Кто спешит, и спешит целеустремленно, тот не станет подобно Медве обегать каждое препятствие на своем пути. В потоке голых людей кто-то толкнул его; в дверях толпа уплотнилась; напрасно Медве пытался брезгливо посторониться. Он налетел на Хомолу, тот сильно двинул его плечом. Медве едва не сбил с ног Лацковича-младшего, потом столкнулся с кем-то еще. Тот остановился на мгновение и лягнул его. Медве, как пьяный, шатался из стороны в сторону.
Он видел лишь, что Жолдош на бегу тоже оттолкнул его и рявкнул «пень дремучий!». И видел лица. Неподвижное, полное лицо Матея; отвисший подбородок Хомолы, злое, холодное лицо Лацковича-младшего, лица Бониша, Понграца, рыжего Бургера, Сентивани, остроголового Инкея, Цолалто и многих других. Множество равнодушных, ничего не скрывающих лиц тех, кто толкал его в этой голой давке.
— Пень дремучий!
Вместо того чтобы крепко стоять на ногах, он совсем размяк. Его толкнули, и не его вина, что он налетел на Хомолу; разумеется, Хомола отпихнул его, потом еще кто-то, третий, четвертый, пятый, и Медве почти равнодушно качался из стороны в сторону, как человек, потерявший к происходящему всякий интерес, поскольку он за него не отвечает. Хотя если бы он чуточку собрался, то давно уже мог бы все прекратить. Когда Медве привалился к Жолдошу, тот ладонью толкнул его в плечо и еще сильнее стал давить на лезущую вперед массу людей. Жест нетерпеливый, хотя и понятный. Медве понял также, что он, скорее, относится к предшествующим событиям: тут тебе не с Шульце воевать, пень дремучий, а вот попробуй-ка устоять на собственных ногах; тем не менее он рассердился на Жолдоша.
В сильной толкотне его в конце концов вынесло к одному хорошему душу. Оказавшийся рядом Бониш попросил Медве потереть ему спину. Обычно это делалось по команде Шульце. В шумной и вольной бане Богнара это было необязательно, но уже вошло у них в привычку. При Шульце, разумеется, не поддавали столько пару; с помощью механика он всегда придерживал горячую воду и перемежал ее то теплой, то холодной. Бониш, когда Медве на совесть потер ему спину, в ответ лишь для блезиру размусолил по его спине чуточку пены. И Медве не обиделся, хотя и не обрадовался. Он чувствовал по вялым ладоням Бониша, с какой неохотой он это сделал.
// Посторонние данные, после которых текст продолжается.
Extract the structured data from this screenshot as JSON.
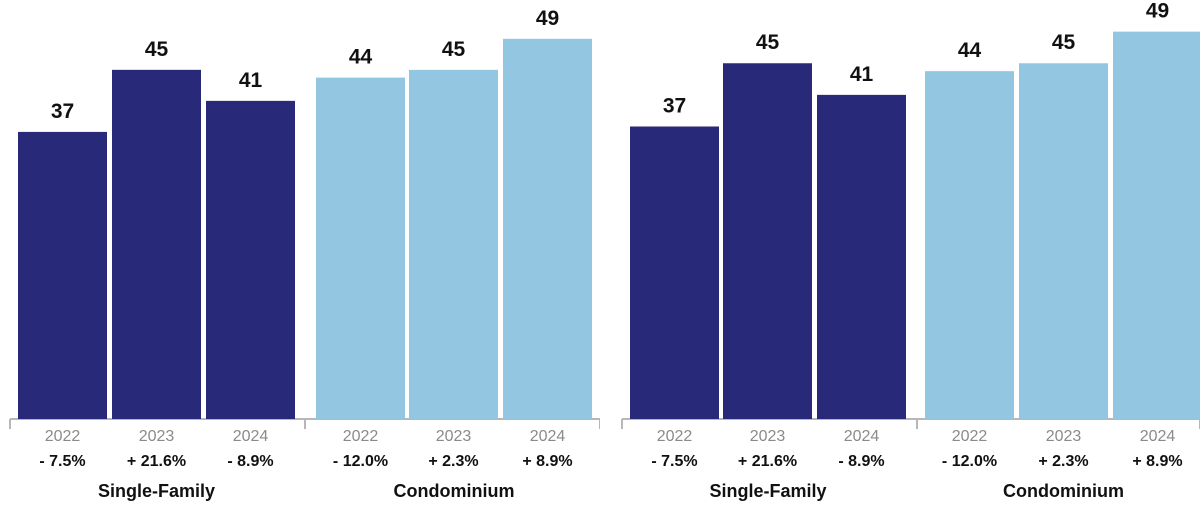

Но горячий, обильный, напористый душ был хорош. Вода покалывала, поглаживала, щекотала; хлестала по его остриженной голове, уносила с собой усталость из мозга, позвоночника, сердца. Медве не постанывал, не взвизгивал блаженно, как прочие, не покряхтывал, не издавал скулящих звуков, а лишь беззвучно вытягивался под душем. То одна, то другая лампа на потолке ненадолго выступала из слоистых клубов пара, в дымке, словно желтая луна из-за облаков. Под горячими струями мы отплясывали папуасский танец. Глухо отдававшийся эхом, гортанный, слившийся в ровный гул наш галдеж почти в едином ритме то нарастал, то спадал, то нарастал, то спадал.
2
За сущий пустяк, за то, что тот легонько толкнул его в бане, Медве до того разобиделся на Жолдоша, что перестал с ним разговаривать. На следующий день Медве загремел на губу. Когда надзиратель появился в дверях класса, Жолдош все же обернулся к Медве и, ухмыляясь, вполне дружелюбно сказал: «Экипаж подан», — или еще что-то в этом роде.